I called Americorps again on Friday, and the guy on the phone remembered me from my phone call on Thursday. He kind of laughed when I asked to talk to the NCCC office to confirm that I am in fact going to Sacramento. The lady from the NCCC office seemed kind of aggravated, like she should probably be dealing with someone with a more serious issue. However, my issue is serious. I’m about to give up a job offer, albeit a job I don’t want, to move across the country, okay so I’ve been wanting to get out of my dad’s house since I got there, to participate in a program which I applied to 6 months ago. I just want to make sure it’s real; that this isn’t some kind of cruel joke. Apparently, it’s not a joke and Fed Ex is going to be delivering my packet to my mom’s house by Wednesday. This is amazing. I’m waiting for the complete shock to wash over me, to be free of it, but it seems that it’s not going away any time soon. I will probably be in this state of disbelief until I get to Sacramento and they give me my uniform.

I’m anxious, excited and nervous about all the possibilities that lie ahead of me. I’ve packed up my clothes and the basic necessities from my dad’s house and I am leaving for Lake Wales, in the morning to go spend time with my mom. My mom is one of the most important people in my life. I’m excited that I actually get to spend time with her, even though the drama from our family never seems to stop, it will be good to be able to spend time with just her. We have gone through a lot this past year, and its great that good news has once again entered our lives. This next week, I will be spending time getting my affairs in order as well as hopefully, spending time with some friends.

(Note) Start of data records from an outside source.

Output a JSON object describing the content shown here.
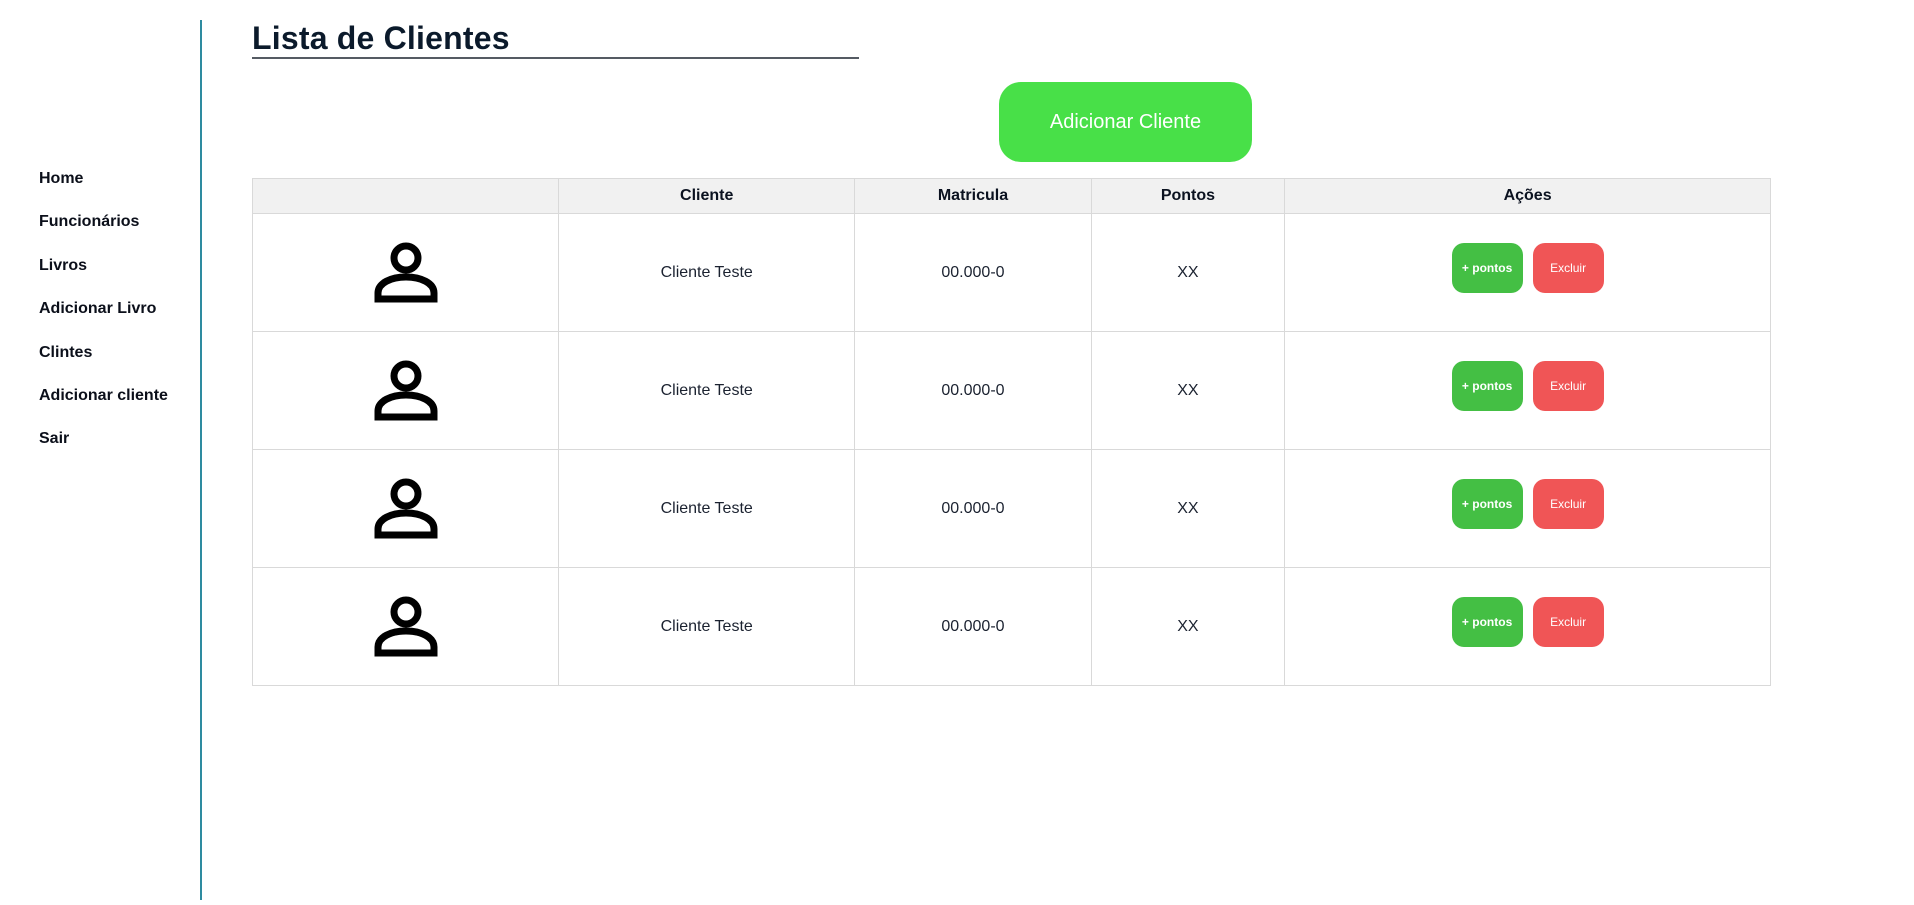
{
  "sidebar": {
    "items": [
      {
        "label": "Home"
      },
      {
        "label": "Funcionários"
      },
      {
        "label": "Livros"
      },
      {
        "label": "Adicionar Livro"
      },
      {
        "label": "Clintes"
      },
      {
        "label": "Adicionar cliente"
      },
      {
        "label": "Sair"
      }
    ]
  },
  "page": {
    "title": "Lista de Clientes",
    "add_button_label": "Adicionar Cliente"
  },
  "table": {
    "headers": [
      "",
      "Cliente",
      "Matricula",
      "Pontos",
      "Ações"
    ],
    "rows": [
      {
        "avatar_icon": "person-icon",
        "cliente": "Cliente Teste",
        "matricula": "00.000-0",
        "pontos": "XX",
        "add_points_label": "+ pontos",
        "delete_label": "Excluir"
      },
      {
        "avatar_icon": "person-icon",
        "cliente": "Cliente Teste",
        "matricula": "00.000-0",
        "pontos": "XX",
        "add_points_label": "+ pontos",
        "delete_label": "Excluir"
      },
      {
        "avatar_icon": "person-icon",
        "cliente": "Cliente Teste",
        "matricula": "00.000-0",
        "pontos": "XX",
        "add_points_label": "+ pontos",
        "delete_label": "Excluir"
      },
      {
        "avatar_icon": "person-icon",
        "cliente": "Cliente Teste",
        "matricula": "00.000-0",
        "pontos": "XX",
        "add_points_label": "+ pontos",
        "delete_label": "Excluir"
      }
    ]
  },
  "colors": {
    "sidebar_border": "#2e8ba0",
    "add_button": "#48e048",
    "points_button": "#44bf44",
    "delete_button": "#f05556",
    "header_bg": "#f1f1f1"
  }
}
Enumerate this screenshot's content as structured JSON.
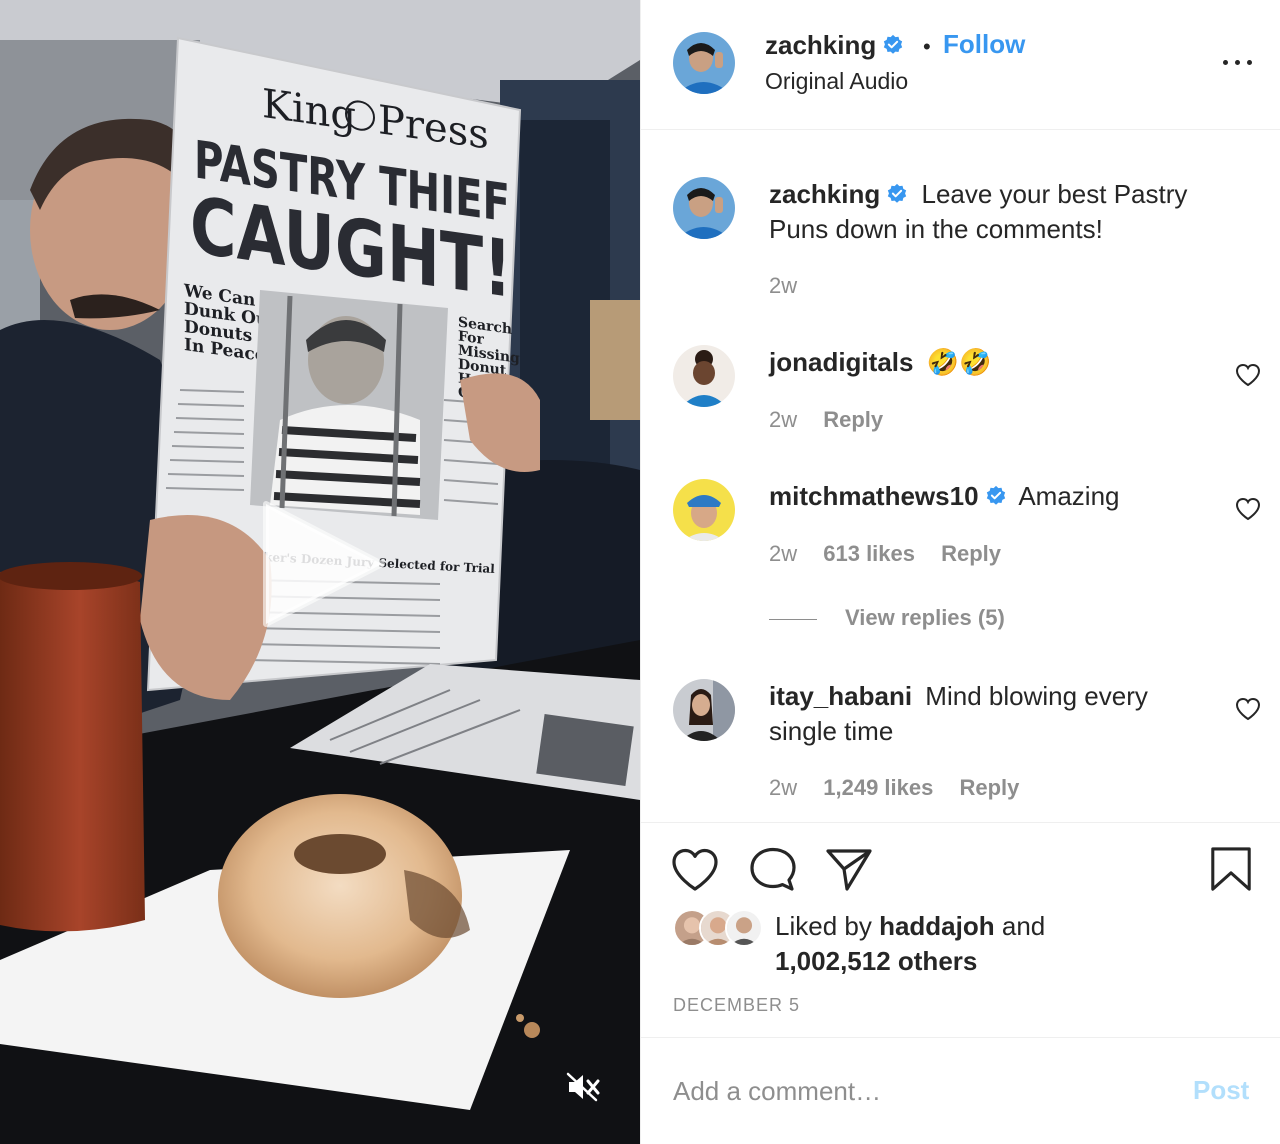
{
  "post": {
    "author": "zachking",
    "follow_label": "Follow",
    "separator": "•",
    "audio_label": "Original Audio"
  },
  "newspaper": {
    "masthead_left": "King",
    "masthead_right": "Press",
    "headline_1": "PASTRY THIEF",
    "headline_2": "CAUGHT!",
    "side_left": [
      "We Can",
      "Dunk Our",
      "Donuts",
      "In Peace"
    ],
    "side_right": [
      "Search",
      "For",
      "Missing",
      "Donut",
      "Holes",
      "Continues"
    ],
    "subhead": "Baker's Dozen Jury Selected for Trial"
  },
  "caption": {
    "username": "zachking",
    "text": "Leave your best Pastry Puns down in the comments!",
    "time": "2w"
  },
  "comments": [
    {
      "username": "jonadigitals",
      "verified": false,
      "text": "🤣🤣",
      "time": "2w",
      "likes": "",
      "reply_label": "Reply"
    },
    {
      "username": "mitchmathews10",
      "verified": true,
      "text": "Amazing",
      "time": "2w",
      "likes": "613 likes",
      "reply_label": "Reply",
      "view_replies": "View replies (5)"
    },
    {
      "username": "itay_habani",
      "verified": false,
      "text": "Mind blowing every single time",
      "time": "2w",
      "likes": "1,249 likes",
      "reply_label": "Reply"
    }
  ],
  "likes": {
    "prefix": "Liked by",
    "user": "haddajoh",
    "conjunction": "and",
    "others": "1,002,512 others"
  },
  "date": "DECEMBER 5",
  "add_comment": {
    "placeholder": "Add a comment…",
    "post_label": "Post"
  },
  "colors": {
    "link_blue": "#3897f0",
    "verified_blue": "#3897f0",
    "post_disabled": "#b2dffc",
    "muted_text": "#8e8e8e"
  },
  "icons": [
    "play-icon",
    "mute-icon",
    "verified-icon",
    "more-options-icon",
    "heart-icon",
    "comment-icon",
    "share-icon",
    "bookmark-icon"
  ]
}
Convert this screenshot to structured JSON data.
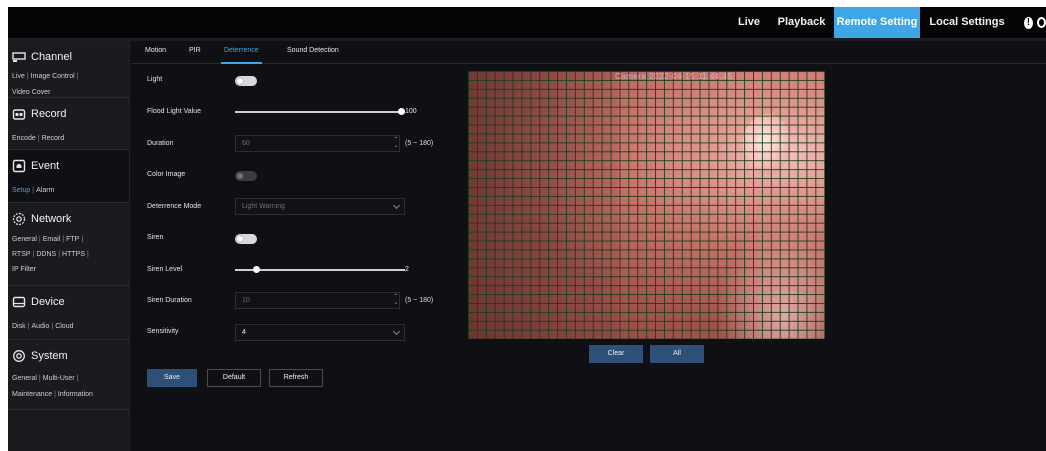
{
  "topnav": {
    "items": [
      {
        "label": "Live"
      },
      {
        "label": "Playback"
      },
      {
        "label": "Remote Setting"
      },
      {
        "label": "Local Settings"
      }
    ]
  },
  "sidebar": {
    "channel": {
      "title": "Channel",
      "links": [
        "Live",
        "Image Control",
        "Video Cover"
      ]
    },
    "record": {
      "title": "Record",
      "links": [
        "Encode",
        "Record"
      ]
    },
    "event": {
      "title": "Event",
      "links": [
        "Setup",
        "Alarm"
      ]
    },
    "network": {
      "title": "Network",
      "links": [
        "General",
        "Email",
        "FTP",
        "RTSP",
        "DDNS",
        "HTTPS",
        "IP Filter"
      ]
    },
    "device": {
      "title": "Device",
      "links": [
        "Disk",
        "Audio",
        "Cloud"
      ]
    },
    "system": {
      "title": "System",
      "links": [
        "General",
        "Multi-User",
        "Maintenance",
        "Information"
      ]
    },
    "separator": "|"
  },
  "tabs": [
    {
      "label": "Motion"
    },
    {
      "label": "PIR"
    },
    {
      "label": "Deterrence"
    },
    {
      "label": "Sound Detection"
    }
  ],
  "form": {
    "light": {
      "label": "Light",
      "on": true
    },
    "flood_light_value": {
      "label": "Flood Light Value",
      "value": 100,
      "max": 100
    },
    "duration": {
      "label": "Duration",
      "value": "60",
      "hint": "(5 ~ 180)"
    },
    "color_image": {
      "label": "Color Image",
      "on": false
    },
    "deterrence_mode": {
      "label": "Deterrence Mode",
      "value": "Light Warning"
    },
    "siren": {
      "label": "Siren",
      "on": true
    },
    "siren_level": {
      "label": "Siren Level",
      "value": 2,
      "min": 1,
      "max": 10
    },
    "siren_duration": {
      "label": "Siren Duration",
      "value": "10",
      "hint": "(5 ~ 180)"
    },
    "sensitivity": {
      "label": "Sensitivity",
      "value": "4"
    },
    "spin_up": "⌃",
    "spin_down": "⌄"
  },
  "buttons": {
    "save": "Save",
    "default": "Default",
    "refresh": "Refresh",
    "clear": "Clear",
    "all": "All"
  },
  "video": {
    "osd": "Camera   2022-04-15 11:44:45"
  },
  "colors": {
    "accent": "#3ea6e6",
    "primary_button": "#2e4f77",
    "grid_line": "#1c3c18"
  }
}
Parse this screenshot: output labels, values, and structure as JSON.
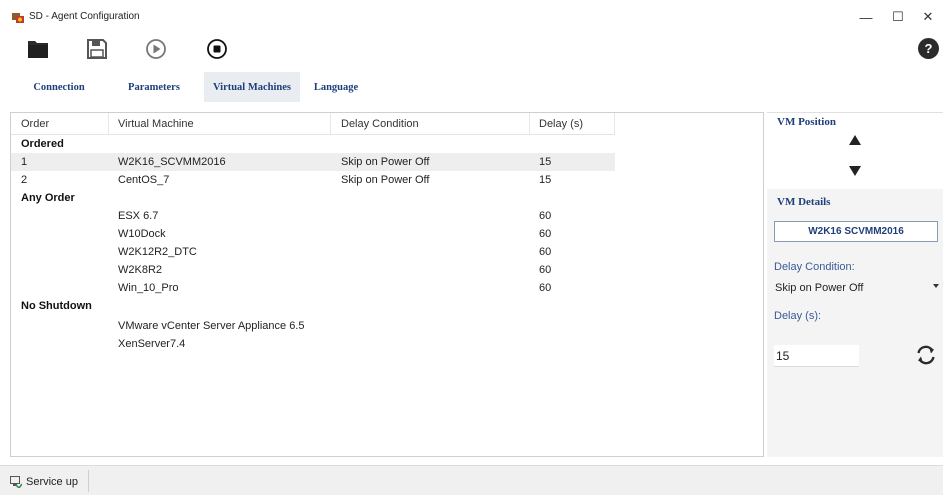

My mom, my brother and I will be leaving for San Francisco on Saturday for a family vacation. We haven’t had one of those in a while, so it will be great to just get to hang out together and enjoy the sites. I’m excited about the grand adventure ahead, and hopefully regaining my ability to focus, as it seems to be lost on me at the moment. Here’s to adventure.

Friday, October 2, 2009

Sometimes, Life Hands You Deliciously Sweet Lemonade


I am in a state of shock, and awe. I’m anxious, excited and nervous about the possibilities that are going to arise out of the next year of my life. For the first time since I’ve arrived in Podunk, I feel alive. I received an email last night saying that I had been accepted to a program that I applied to in March. I didn’t think that they would actually accept me, so I had moved on. I started applying for jobs and tried to settle in Podunk, but it looks as though my life in Podunk isn’t going to be in Podunk anymore. I’m going to be in California, in 13 days. Less than that, even.
I’ve been accepted into the Americorps NCCC program’s Pacific Campus in Sacramento. I will be spending the next month of my life training for the 9 months of service that follow. I will be building houses, tutoring children, clearing trails, feeding the hungry and so much more. Not only that but I will be traveling throughout the West Coast to different communities to help with projects. It is the opportunity of a lifetime and even though I’m going to be up to my ears in debt after I get out, I’m going to grab this thing by the horns and embrace it. Of course I’m going to have to record my adventures and I plan to do so here. So I will be deleting a few of these entries to make this blog friendly for everyone.
I’m still waiting on my welcome packet and I have a lot of to do before I can even set foot on the plane. I have to find all of my paperwork. Get my bills in order and pack for 4 seasons. After I start my service, I won’t be able to update as frequently, but I want to document as much of my journey as I can. This is my chance to give back to the world, and I look forward to every second. Wish me luck as I embark on this grand adventure.